China’s economic slowdown expected to deepen in Q4 2021


Doha: Since the onset of the global pandemic and its subsequent slowdown last year, China has been on the road to recovery for more than six quarters. In the first quarter of 2021, China’s growth peaked with an overall record growth of 18.3% in real terms, mainly driven by investment in infrastructure and the export sector. Over the past two quarters, however, China’s economic growth has failed to keep pace with the previously observed record speed and has since started to flatten out and even decelerate. Given the size of the economy, a moderation in China’s economic growth is likely to spill over into the global economy and impact other adjacent countries that are economically connected or integrated with China.

This analysis looks at the three reasons why growth in China is slowing and could slow further over the remainder of the year.

First, the withdrawal of stimulus measures by the Chinese authorities in late 2020 and early 2021 is starting to affect domestic demand, which in turn accelerates the cooling of the economy. Tightening of policies was essential, including fiscal and regulatory measures. On the fiscal front, the extraordinary advantages have expired and public investments have moderated.

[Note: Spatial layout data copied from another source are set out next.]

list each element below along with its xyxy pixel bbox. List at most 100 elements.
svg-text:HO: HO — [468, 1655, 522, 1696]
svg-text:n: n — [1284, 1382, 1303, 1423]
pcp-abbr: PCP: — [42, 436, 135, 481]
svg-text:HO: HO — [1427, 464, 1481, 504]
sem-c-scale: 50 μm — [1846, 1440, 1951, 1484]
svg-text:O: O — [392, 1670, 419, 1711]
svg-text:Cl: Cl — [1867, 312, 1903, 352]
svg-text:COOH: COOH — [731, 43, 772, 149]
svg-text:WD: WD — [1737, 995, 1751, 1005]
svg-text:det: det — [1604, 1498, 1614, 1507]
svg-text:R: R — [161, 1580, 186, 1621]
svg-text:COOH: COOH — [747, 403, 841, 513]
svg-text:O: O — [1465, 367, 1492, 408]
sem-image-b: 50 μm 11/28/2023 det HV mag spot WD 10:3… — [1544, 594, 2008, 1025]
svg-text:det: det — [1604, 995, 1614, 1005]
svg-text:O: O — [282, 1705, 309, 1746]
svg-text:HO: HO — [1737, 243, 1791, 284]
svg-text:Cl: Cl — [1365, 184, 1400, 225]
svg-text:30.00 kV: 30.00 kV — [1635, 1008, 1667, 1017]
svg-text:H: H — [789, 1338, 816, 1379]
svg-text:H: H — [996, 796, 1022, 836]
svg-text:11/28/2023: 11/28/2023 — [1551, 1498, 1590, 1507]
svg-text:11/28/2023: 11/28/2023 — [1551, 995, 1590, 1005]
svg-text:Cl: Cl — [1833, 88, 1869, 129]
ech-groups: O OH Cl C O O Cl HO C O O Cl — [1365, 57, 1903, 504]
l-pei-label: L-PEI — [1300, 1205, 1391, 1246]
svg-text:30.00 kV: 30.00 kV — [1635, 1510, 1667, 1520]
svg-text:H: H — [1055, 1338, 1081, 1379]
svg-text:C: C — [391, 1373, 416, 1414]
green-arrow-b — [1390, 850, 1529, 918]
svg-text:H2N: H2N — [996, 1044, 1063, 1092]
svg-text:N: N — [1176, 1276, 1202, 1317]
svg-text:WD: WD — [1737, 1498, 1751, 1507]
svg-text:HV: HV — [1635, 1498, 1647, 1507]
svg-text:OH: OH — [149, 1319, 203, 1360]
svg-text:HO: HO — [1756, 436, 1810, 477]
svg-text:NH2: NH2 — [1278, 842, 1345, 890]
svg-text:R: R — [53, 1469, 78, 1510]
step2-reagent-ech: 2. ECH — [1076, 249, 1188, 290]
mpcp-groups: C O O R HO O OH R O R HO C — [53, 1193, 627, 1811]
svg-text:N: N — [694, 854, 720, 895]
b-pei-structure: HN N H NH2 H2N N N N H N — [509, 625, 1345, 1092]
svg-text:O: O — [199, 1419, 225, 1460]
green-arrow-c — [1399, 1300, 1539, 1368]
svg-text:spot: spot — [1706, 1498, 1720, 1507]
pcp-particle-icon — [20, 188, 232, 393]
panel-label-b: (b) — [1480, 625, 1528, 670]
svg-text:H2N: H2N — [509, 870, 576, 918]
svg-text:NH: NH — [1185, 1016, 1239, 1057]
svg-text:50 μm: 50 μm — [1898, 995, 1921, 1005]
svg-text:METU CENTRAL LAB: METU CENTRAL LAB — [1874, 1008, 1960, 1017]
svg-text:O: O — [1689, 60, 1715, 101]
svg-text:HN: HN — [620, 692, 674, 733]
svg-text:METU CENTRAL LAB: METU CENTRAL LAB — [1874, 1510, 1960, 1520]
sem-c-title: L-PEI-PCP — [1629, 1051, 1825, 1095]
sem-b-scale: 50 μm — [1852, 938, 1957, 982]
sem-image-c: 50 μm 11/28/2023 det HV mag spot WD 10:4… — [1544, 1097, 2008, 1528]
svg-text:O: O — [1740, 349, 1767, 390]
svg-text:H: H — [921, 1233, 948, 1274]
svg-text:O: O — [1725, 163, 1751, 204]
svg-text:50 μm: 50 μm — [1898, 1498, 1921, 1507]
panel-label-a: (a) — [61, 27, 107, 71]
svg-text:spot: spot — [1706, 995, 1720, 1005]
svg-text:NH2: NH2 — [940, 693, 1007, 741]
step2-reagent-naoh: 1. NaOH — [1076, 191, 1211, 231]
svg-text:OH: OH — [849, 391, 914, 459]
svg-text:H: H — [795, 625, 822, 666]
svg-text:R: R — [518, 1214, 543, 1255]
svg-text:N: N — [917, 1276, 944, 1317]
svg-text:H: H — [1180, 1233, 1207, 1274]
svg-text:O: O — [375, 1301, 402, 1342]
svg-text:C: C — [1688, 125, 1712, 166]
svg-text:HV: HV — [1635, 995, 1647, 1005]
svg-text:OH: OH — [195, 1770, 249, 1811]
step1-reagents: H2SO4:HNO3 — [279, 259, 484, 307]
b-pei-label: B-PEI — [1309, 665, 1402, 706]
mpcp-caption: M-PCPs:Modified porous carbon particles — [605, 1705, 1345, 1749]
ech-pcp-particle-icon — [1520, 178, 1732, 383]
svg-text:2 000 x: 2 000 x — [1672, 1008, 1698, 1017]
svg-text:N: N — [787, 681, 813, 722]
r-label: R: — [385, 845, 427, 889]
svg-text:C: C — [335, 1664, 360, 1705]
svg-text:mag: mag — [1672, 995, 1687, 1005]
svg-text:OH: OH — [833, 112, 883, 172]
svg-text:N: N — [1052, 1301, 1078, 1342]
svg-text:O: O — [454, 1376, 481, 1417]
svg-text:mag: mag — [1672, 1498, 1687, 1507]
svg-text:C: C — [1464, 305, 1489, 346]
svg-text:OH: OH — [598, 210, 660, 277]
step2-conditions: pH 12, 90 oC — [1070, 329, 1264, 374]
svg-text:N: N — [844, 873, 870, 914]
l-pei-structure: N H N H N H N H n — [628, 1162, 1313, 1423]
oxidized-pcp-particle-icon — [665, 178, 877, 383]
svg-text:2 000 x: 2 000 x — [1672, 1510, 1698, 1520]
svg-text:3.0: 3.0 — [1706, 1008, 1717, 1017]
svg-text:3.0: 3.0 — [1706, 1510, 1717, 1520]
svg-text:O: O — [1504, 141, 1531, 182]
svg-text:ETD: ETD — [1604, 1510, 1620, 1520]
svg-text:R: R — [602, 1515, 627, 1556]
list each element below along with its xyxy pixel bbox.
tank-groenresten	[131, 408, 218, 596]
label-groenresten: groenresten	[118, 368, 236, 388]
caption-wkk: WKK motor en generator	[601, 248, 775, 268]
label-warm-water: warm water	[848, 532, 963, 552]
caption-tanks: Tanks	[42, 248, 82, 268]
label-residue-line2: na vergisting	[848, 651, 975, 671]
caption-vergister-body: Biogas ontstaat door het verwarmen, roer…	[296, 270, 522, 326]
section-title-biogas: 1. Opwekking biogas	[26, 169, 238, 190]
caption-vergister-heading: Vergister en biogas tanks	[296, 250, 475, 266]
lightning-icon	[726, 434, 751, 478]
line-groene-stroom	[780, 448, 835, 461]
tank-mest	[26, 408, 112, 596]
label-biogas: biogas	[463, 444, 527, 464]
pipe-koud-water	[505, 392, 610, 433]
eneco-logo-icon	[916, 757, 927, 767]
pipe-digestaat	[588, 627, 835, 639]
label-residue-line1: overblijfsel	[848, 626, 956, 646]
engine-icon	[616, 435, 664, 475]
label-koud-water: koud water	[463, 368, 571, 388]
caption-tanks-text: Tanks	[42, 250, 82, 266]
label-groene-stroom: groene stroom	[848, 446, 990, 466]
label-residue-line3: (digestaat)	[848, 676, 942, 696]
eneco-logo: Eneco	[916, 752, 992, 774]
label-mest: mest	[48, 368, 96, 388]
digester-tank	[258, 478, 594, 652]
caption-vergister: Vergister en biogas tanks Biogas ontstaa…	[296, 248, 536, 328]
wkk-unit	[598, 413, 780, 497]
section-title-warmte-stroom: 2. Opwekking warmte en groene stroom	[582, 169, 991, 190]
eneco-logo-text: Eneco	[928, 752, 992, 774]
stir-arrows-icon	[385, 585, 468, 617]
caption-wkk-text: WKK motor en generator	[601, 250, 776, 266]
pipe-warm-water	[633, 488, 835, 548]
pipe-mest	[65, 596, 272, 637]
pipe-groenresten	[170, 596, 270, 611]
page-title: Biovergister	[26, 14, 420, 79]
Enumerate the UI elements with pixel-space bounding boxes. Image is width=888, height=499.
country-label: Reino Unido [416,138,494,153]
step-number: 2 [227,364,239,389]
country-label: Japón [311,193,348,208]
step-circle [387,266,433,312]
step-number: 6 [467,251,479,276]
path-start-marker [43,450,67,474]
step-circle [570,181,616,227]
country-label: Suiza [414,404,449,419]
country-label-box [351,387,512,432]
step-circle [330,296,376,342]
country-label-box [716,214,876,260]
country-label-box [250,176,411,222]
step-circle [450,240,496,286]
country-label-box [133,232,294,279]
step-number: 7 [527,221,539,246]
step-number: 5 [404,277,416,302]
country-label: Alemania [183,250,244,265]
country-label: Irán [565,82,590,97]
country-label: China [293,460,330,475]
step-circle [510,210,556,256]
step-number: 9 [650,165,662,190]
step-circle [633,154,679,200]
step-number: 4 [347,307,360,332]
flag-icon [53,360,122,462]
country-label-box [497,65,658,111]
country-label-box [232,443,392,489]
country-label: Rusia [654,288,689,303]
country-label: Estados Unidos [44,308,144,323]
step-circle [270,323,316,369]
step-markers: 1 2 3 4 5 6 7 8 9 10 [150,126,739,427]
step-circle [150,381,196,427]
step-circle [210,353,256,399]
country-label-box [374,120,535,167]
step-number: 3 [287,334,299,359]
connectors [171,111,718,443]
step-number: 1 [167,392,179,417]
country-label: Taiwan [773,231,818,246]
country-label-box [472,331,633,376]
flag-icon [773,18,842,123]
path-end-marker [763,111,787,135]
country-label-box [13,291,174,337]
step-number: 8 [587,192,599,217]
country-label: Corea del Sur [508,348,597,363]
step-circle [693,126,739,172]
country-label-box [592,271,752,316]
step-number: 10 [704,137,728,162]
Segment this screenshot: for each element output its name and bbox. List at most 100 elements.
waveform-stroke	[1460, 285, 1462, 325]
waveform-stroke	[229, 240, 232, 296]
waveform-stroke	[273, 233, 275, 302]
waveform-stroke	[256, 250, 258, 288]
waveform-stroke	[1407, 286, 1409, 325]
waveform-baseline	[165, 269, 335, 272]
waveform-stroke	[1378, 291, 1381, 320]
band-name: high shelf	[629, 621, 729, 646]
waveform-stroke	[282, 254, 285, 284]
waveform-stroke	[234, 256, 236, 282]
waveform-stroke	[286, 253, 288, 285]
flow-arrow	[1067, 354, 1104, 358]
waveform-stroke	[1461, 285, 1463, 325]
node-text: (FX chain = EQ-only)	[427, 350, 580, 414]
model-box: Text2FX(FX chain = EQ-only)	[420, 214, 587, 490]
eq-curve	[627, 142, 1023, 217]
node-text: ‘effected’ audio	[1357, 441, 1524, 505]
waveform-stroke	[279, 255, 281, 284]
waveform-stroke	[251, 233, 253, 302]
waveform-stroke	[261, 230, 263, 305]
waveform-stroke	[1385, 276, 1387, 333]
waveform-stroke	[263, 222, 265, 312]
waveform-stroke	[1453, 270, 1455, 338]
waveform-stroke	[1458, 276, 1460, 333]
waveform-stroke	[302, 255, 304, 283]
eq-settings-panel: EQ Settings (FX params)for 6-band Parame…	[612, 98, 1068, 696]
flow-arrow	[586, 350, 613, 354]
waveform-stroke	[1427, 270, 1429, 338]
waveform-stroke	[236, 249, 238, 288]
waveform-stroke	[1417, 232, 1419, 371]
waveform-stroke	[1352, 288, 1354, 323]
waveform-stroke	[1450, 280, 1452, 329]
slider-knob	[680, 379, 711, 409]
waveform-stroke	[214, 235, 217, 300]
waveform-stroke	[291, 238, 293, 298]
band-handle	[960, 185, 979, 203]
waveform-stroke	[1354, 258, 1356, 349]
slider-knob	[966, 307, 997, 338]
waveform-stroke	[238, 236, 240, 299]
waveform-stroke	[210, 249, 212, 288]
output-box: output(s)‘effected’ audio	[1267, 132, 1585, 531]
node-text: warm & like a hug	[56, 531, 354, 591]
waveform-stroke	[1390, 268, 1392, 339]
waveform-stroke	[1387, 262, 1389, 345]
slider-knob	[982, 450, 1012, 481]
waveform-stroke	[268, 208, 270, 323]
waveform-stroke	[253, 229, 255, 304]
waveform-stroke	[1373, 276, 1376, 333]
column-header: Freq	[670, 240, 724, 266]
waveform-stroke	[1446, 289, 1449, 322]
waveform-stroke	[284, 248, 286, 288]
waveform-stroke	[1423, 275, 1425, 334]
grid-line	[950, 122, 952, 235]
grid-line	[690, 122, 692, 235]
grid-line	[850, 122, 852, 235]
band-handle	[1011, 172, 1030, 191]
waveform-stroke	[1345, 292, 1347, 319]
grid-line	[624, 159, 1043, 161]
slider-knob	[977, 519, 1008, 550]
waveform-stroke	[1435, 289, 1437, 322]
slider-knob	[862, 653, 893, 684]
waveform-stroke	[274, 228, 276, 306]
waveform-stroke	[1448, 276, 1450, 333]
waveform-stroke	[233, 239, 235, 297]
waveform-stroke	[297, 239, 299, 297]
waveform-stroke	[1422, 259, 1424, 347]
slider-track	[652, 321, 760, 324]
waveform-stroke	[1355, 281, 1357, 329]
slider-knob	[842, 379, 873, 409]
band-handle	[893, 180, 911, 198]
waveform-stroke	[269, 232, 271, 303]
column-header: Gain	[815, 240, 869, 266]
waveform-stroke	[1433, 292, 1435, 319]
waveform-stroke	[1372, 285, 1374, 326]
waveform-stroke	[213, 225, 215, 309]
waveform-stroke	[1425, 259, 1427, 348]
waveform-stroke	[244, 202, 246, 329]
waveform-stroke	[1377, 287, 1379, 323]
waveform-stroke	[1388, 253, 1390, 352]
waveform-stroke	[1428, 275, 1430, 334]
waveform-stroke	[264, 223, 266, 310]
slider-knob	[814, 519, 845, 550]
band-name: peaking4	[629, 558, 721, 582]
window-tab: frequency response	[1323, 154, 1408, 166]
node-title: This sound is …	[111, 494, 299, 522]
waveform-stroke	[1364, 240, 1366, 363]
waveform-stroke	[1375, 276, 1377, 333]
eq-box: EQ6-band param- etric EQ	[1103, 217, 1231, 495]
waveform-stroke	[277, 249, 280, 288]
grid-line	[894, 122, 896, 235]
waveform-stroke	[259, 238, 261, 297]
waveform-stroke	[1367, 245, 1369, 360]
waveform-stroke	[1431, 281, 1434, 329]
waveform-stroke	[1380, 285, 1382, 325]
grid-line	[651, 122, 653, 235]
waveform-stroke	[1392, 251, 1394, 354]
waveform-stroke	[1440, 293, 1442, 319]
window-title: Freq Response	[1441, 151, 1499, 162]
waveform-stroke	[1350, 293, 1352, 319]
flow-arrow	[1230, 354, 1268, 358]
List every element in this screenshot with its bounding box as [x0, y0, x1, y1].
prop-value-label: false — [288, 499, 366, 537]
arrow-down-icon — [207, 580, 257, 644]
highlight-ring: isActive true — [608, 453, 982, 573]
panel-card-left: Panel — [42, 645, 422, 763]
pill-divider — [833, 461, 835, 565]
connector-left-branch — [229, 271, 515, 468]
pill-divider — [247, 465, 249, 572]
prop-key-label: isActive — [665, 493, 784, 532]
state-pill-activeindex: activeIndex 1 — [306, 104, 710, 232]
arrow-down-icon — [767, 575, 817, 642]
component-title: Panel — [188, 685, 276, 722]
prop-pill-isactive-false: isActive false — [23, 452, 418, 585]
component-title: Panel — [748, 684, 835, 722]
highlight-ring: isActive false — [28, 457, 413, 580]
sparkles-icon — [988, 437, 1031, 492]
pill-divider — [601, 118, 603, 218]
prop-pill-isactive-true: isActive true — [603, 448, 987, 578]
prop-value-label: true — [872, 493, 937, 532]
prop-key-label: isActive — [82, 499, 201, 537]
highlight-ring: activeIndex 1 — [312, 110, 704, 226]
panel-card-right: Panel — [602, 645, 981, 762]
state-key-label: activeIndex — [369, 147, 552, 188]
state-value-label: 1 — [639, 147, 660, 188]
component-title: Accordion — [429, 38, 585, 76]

On the regulatory front, the authorities imposed restrictions on credit growth in the real estate sector and created new rules for different technology industries, which slowed down investment. This helped moderate the growth of the economy, as household consumption remained relatively low and could not compensate for the decline in public spending and investment.

Second, the deleveraging of major real estate developers in China is spilling over into the wider domestic real estate market, dampening confidence in one of the country’s main economic sectors. The real estate sector, when measured in broader terms, including supply chain effects and tax revenues, accounts for around 25% of total GDP. The potential default of large real estate developers should further weaken the sector’s economic activity. In addition, the over-indebtedness of real estate developers could affect the domestic credit market, which would create additional challenges for investment growth. These two factors have a significant impact on growth.

Third, export growth, a key driver of China’s economic recovery so far, is now threatened by worsening supply-side constraints in the energy sector. Higher coal prices and shortages of other key commodities are causing power outages in several provinces. In order to ensure household energy supplies, the authorities are imposing electricity rationing on energy-hungry manufacturers. This situation could get even worse during the winter, when energy demand typically increases. As the government tries to remedy the situation with several measures, including easing regulations on power producers and coal miners, it remains unclear whether manufacturers will benefit from a stable power supply in the country. fourth quarter 2021. If the energy situation worsens, export growth will be even stronger. affected.

Altogether, the real estate and export sectors have been the main drivers of the Chinese economy since the COVID-19 shock. However, tightening policies and headwinds in real estate are already contributing to a significant slowdown. In addition, energy supply constraints are also starting to negatively affect the export sector. Therefore, we expect growth in China to decelerate further in the fourth quarter of 2021, before regaining momentum next year, as the impact of policy tightening fades and supply constraints recede. attenuate.